A recent national-scale study published in Ecological Informatics reveals that groundwater depth is not just a hydrological concern but a fundamental ecological control, shaping how efficiently India’s landscapes convert water into biomass and carbon into growth. Titled “Linking groundwater variability to ecosystem carbon and water use efficiencies across India,” the paper is authored by Abhishek Chakraborty, M. Sekhar, Soumendra N. Bhanja, and Lakshminarayana Rao and represents one of the most comprehensive attempts yet to connect groundwater dynamics with ecosystem productivity across the country.
Their conclusion is stark: as India’s water tables change—whether through over-extraction, irrigation, or climate variability—the country’s croplands, forests, and shrublands are being quietly reprogrammed in how they grow, respire, and use water.
Looking beyond yields: Why efficiencies matter
Most agricultural and water policy debates in India revolve around yields—how many tonnes of rice or wheat a hectare produces.

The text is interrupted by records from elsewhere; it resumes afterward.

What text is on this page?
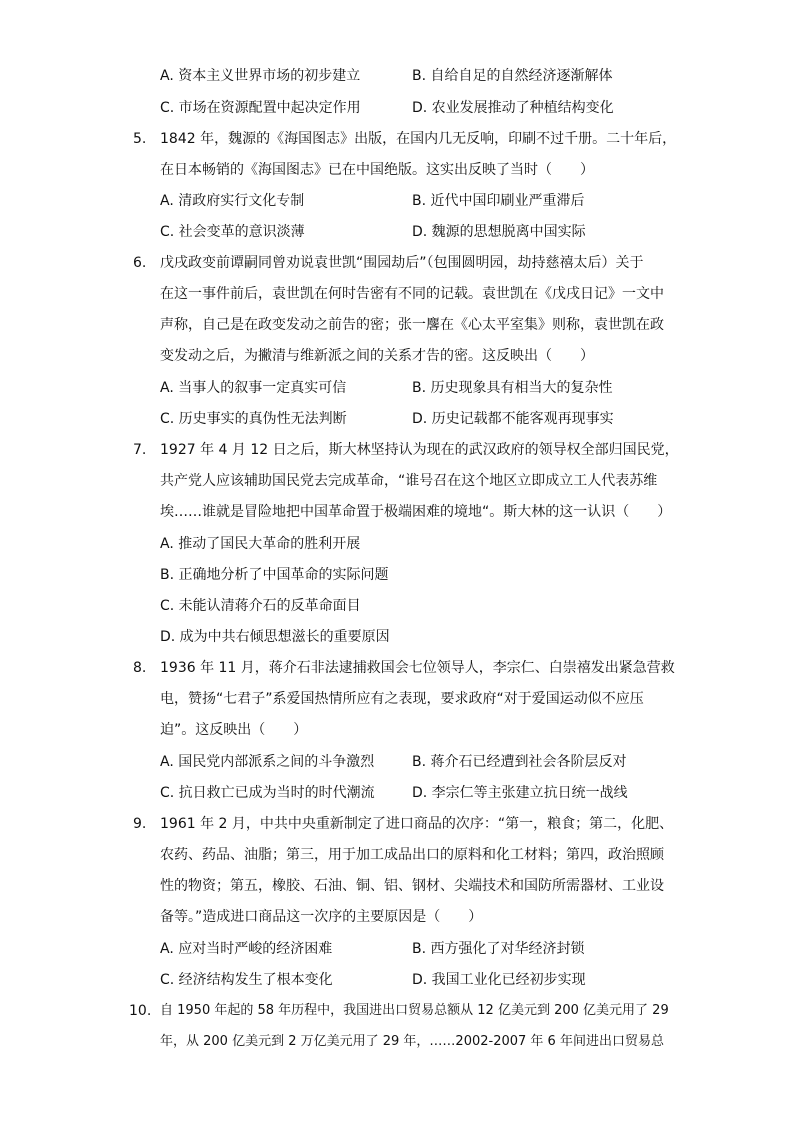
A. 资本主义世界市场的初步建立	B. 自给自足的自然经济逐渐解体
C. 市场在资源配置中起决定作用	D. 农业发展推动了种植结构变化
5. 1842 年，魏源的《海国图志》出版，在国内几无反响，印刷不过千册。二十年后，
在日本畅销的《海国图志》已在中国绝版。这实出反映了当时（　　）
A. 清政府实行文化专制	B. 近代中国印刷业严重滞后
C. 社会变革的意识淡薄	D. 魏源的思想脱离中国实际
6. 戊戌政变前谭嗣同曾劝说袁世凯“围园劫后”（包围圆明园，劫持慈禧太后）关于
在这一事件前后，袁世凯在何时告密有不同的记载。袁世凯在《戊戌日记》一文中
声称，自己是在政变发动之前告的密；张一麐在《心太平室集》则称，袁世凯在政
变发动之后，为撇清与维新派之间的关系才告的密。这反映出（　　）
A. 当事人的叙事一定真实可信	B. 历史现象具有相当大的复杂性
C. 历史事实的真伪性无法判断	D. 历史记载都不能客观再现事实
7. 1927 年 4 月 12 日之后，斯大林坚持认为现在的武汉政府的领导权全部归国民党，
共产党人应该辅助国民党去完成革命，“谁号召在这个地区立即成立工人代表苏维
埃……谁就是冒险地把中国革命置于极端困难的境地“。斯大林的这一认识（　　）
A. 推动了国民大革命的胜利开展
B. 正确地分析了中国革命的实际问题
C. 未能认清蒋介石的反革命面目
D. 成为中共右倾思想滋长的重要原因
8. 1936 年 11 月，蒋介石非法逮捕救国会七位领导人，李宗仁、白崇禧发出紧急营救
电，赞扬“七君子”系爱国热情所应有之表现，要求政府“对于爱国运动似不应压
迫”。这反映出（　　）
A. 国民党内部派系之间的斗争激烈	B. 蒋介石已经遭到社会各阶层反对
C. 抗日救亡已成为当时的时代潮流	D. 李宗仁等主张建立抗日统一战线
9. 1961 年 2 月，中共中央重新制定了进口商品的次序：“第一，粮食；第二，化肥、
农药、药品、油脂；第三，用于加工成品出口的原料和化工材料；第四，政治照顾
性的物资；第五，橡胶、石油、铜、铝、钢材、尖端技术和国防所需器材、工业设
备等。”造成进口商品这一次序的主要原因是（　　）
A. 应对当时严峻的经济困难	B. 西方强化了对华经济封锁
C. 经济结构发生了根本变化	D. 我国工业化已经初步实现
10. 自 1950 年起的 58 年历程中，我国进出口贸易总额从 12 亿美元到 200 亿美元用了 29
年，从 200 亿美元到 2 万亿美元用了 29 年，……2002-2007 年 6 年间进出口贸易总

The Chakraborty et al. study shifts attention to something subtler but arguably more important: efficiency. The authors focus on two key indicators. Carbon Use Efficiency (CUE) measures the share of carbon fixed by plants through photosynthesis that actually becomes biomass after accounting for respiration losses. Water Use Efficiency (WUE) measures how much carbon plants fix per unit of water lost through evapotranspiration.
These metrics matter because they capture ecosystem health rather than just output. A system can maintain yields for a while through heavy irrigation and fertiliser use, yet become progressively less efficient—losing more carbon to respiration or more water to unproductive evaporation. Such systems are productive but fragile. By analysing CUE and WUE together, the study provides a rare integrated view of how groundwater influences both the carbon cycle and the water cycle across India’s landscapes.